Hydrogen Trains: history speaks both for a failure and a success
As a world-first, Germany has decided to use a Hydrogen powered train on one of its regional lines. The Minister of Transportation for Lower Saxony declared that the technology has the potential to be a critical piece in the countries strive to go towards renewable energy (“Energiewende”), partly because it is technically electricity powered and because for example excess wind energy could be used to produce Hydrogen. The technology works by combusting oxygen and hydrogen together to create water vapour and no other by-product. It is presented by the French company Alstom, and claims a range of 800 km, making it viable for regional routes. A revolution in the transportation industry.
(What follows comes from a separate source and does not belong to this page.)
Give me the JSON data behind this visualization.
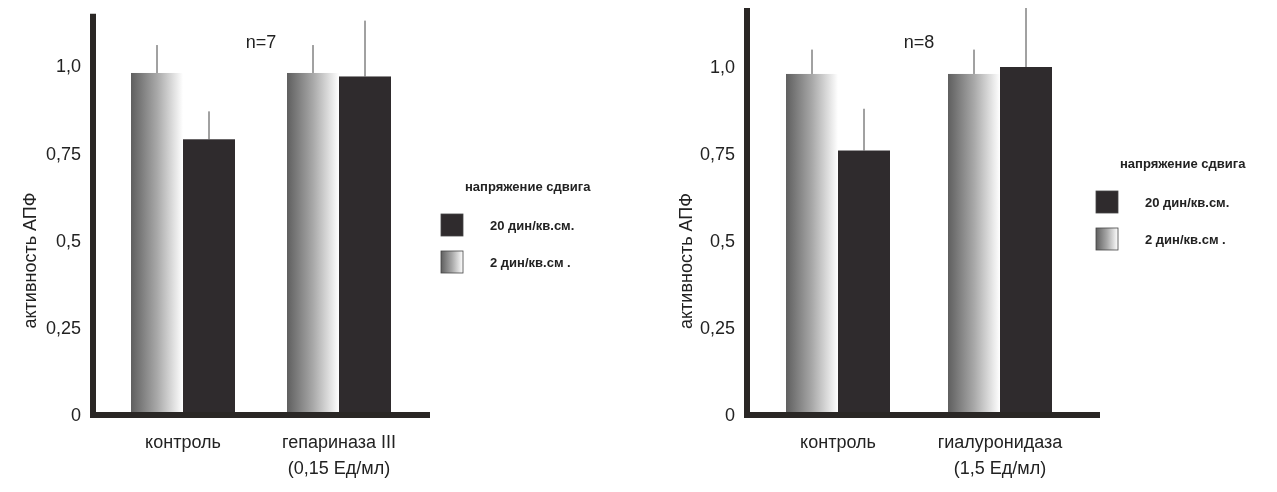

Although it could be taken as the start of a hydrogen revolution, some historical context has to be considered which speaks against the future success of such ventures. In 2014 Toyota unveiled the Mirai; a hydrogen fuelled car. It worked on the same principal, as the train, namely the mixing of hydrogen and oxygen, producing water vapour and energy. However, the sales of hydrogen powered have been abysmal, mostly due to the unconventional technology and the limited infrastructure. Only 700 were scheduled to be produced in 2015.
There is however a glimmer of hope for the hydrogenification of trains in history, namely the switch from coal to diesel and electricity in railway travel. Nowadays, roughly 60% of the train traffic is electrified, meaning that the remaining 40% is powered by diesel. Before the 1900’s it was almost entirely coal. It could be argued that hydrogen comes in where it is not yet feasible to electrify the tracks, thereby replacing diesel trains.
The advantage of the rail companies in adopting the hydrogen trains is that they run on a pre-set schedule and can therefore create a fixed infrastructure for refuelling. The most common cause of failure for new technologies in transportation seems to be the refuelling/range issue. Furthermore, besides the change in the refuelling stops, little modifications would have to be made to the tracks itself reducing capital expenditure for the change. As trains do not have the option to travel a large distance outside of their schedule, it could potentially be viable to hydrogenify the large proportion of railway travel currently being serviced by diesel vehicles. The only thing that would have to be adapted is the refuelling stations, which would have to be switched from diesel to hydrogen.
The future for hydrogen trains looks bright and I for one look forward to seeing how businesses and governments capitalise on this revolutionary technology.